National Fisherman

June 27, 2022

Three North Atlantic right whales feed on the water surface of Cape Cod Bay. Brigid McKenna / Center for Coastal Studies photo, under NOAA Research Permit # 19315-01.

Offshore wind developers Ørsted and Eversource say they have reached an agreement with environmental groups to improve the protection of endangered North Atlantic sand whales during the construction and operation of the South Fork Wind project.

The companies say they will adopt monitoring measures to ensure that sand whales are not in the vicinity during construction activity, and use mitigating steps to reduce underwater noise during piling.

They will also evaluate other new surveillance technologies, including thermal cameras, acoustic sensors and data integration software. Developers say the results from South Fork will be used in future projects.

A 10-knot vessel speed limit will be in place for all boats working on the project, “unless an effective adaptive speed management plan is in place,” according to the developers.

Such 10-knot limits are commonly requested by the National Marine Fisheries Service when its surveillance detects right-whale movements off the east coast, triggering notifications of special management areas to reduce the risk of ship attacks.
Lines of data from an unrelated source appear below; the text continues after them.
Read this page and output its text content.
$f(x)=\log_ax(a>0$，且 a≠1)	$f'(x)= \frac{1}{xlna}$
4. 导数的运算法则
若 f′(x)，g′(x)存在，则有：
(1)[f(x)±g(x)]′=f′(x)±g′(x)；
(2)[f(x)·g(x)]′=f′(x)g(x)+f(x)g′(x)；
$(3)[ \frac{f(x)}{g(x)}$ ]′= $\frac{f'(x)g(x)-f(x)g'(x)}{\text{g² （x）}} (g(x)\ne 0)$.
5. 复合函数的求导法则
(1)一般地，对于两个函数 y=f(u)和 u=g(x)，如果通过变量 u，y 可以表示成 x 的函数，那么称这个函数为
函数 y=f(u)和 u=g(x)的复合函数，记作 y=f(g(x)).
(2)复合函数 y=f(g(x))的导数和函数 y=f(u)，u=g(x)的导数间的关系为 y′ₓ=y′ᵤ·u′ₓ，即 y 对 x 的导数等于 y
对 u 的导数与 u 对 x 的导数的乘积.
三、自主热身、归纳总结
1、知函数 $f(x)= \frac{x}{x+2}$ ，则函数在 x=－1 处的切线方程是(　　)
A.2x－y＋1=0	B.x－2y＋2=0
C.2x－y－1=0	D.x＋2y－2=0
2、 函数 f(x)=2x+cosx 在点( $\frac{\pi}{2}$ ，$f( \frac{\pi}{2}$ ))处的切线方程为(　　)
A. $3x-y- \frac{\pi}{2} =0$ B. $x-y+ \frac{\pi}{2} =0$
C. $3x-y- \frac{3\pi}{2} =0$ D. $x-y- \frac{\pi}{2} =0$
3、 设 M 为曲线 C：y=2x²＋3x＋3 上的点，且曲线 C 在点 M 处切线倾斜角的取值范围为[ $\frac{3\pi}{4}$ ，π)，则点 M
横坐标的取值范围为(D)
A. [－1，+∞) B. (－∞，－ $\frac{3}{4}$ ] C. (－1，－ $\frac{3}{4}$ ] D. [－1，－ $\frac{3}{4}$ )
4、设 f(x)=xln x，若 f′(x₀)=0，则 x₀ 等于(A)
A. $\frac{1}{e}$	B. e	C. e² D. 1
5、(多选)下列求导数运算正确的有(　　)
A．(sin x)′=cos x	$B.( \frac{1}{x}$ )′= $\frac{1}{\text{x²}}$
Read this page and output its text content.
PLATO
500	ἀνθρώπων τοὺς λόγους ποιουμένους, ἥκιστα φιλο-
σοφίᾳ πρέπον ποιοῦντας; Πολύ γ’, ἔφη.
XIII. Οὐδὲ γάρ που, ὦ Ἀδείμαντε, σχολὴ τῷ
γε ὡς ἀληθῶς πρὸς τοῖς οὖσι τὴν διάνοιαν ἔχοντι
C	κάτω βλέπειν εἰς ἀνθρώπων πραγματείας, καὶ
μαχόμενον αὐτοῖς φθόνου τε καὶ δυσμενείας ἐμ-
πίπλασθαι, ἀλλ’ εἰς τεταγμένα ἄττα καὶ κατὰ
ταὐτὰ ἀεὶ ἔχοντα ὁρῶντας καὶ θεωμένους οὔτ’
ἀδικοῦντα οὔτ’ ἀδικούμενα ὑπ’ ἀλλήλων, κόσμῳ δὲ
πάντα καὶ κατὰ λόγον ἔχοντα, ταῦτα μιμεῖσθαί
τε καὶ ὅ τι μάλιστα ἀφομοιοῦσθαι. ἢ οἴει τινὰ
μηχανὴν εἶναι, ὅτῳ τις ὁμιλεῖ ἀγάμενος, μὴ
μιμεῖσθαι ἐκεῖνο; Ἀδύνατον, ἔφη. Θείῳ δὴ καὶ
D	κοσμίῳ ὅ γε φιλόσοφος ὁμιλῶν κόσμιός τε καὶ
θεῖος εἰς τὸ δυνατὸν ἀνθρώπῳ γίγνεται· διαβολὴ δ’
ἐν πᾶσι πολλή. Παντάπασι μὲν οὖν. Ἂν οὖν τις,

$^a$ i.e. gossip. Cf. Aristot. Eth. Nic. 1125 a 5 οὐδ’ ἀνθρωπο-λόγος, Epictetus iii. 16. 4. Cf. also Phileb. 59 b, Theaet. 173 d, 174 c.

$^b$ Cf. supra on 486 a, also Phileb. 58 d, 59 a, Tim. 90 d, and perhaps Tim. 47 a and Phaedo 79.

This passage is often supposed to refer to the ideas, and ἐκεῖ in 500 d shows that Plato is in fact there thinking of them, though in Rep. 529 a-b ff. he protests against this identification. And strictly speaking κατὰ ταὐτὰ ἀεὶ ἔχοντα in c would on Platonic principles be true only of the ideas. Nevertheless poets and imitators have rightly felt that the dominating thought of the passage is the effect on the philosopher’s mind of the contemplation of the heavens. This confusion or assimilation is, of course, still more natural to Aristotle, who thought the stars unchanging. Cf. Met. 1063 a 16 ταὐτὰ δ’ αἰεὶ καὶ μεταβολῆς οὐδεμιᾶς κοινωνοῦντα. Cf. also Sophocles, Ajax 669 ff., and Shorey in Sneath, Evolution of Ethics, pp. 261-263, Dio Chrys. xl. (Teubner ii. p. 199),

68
Accidental encounters in the sailing routes are a major cause of death for sand whales, now estimated to number only about 340 animals.

NMFS whale watching has shown significant overlap between right whale movements and offshore wind development areas off southern New England.

The 130-megawatt South Fork project, 35 miles east of Montauk, NY, has already been modified for environmental reasons under a “habitat alternative” plan approved by the Bureau of Ocean Energy Management in late 2021. Originally planned as an array of 15 turbines, the layout was reduced to 12 machines, a result of recommendations from the NMFS and the fishing industry to sell critical fish habitats.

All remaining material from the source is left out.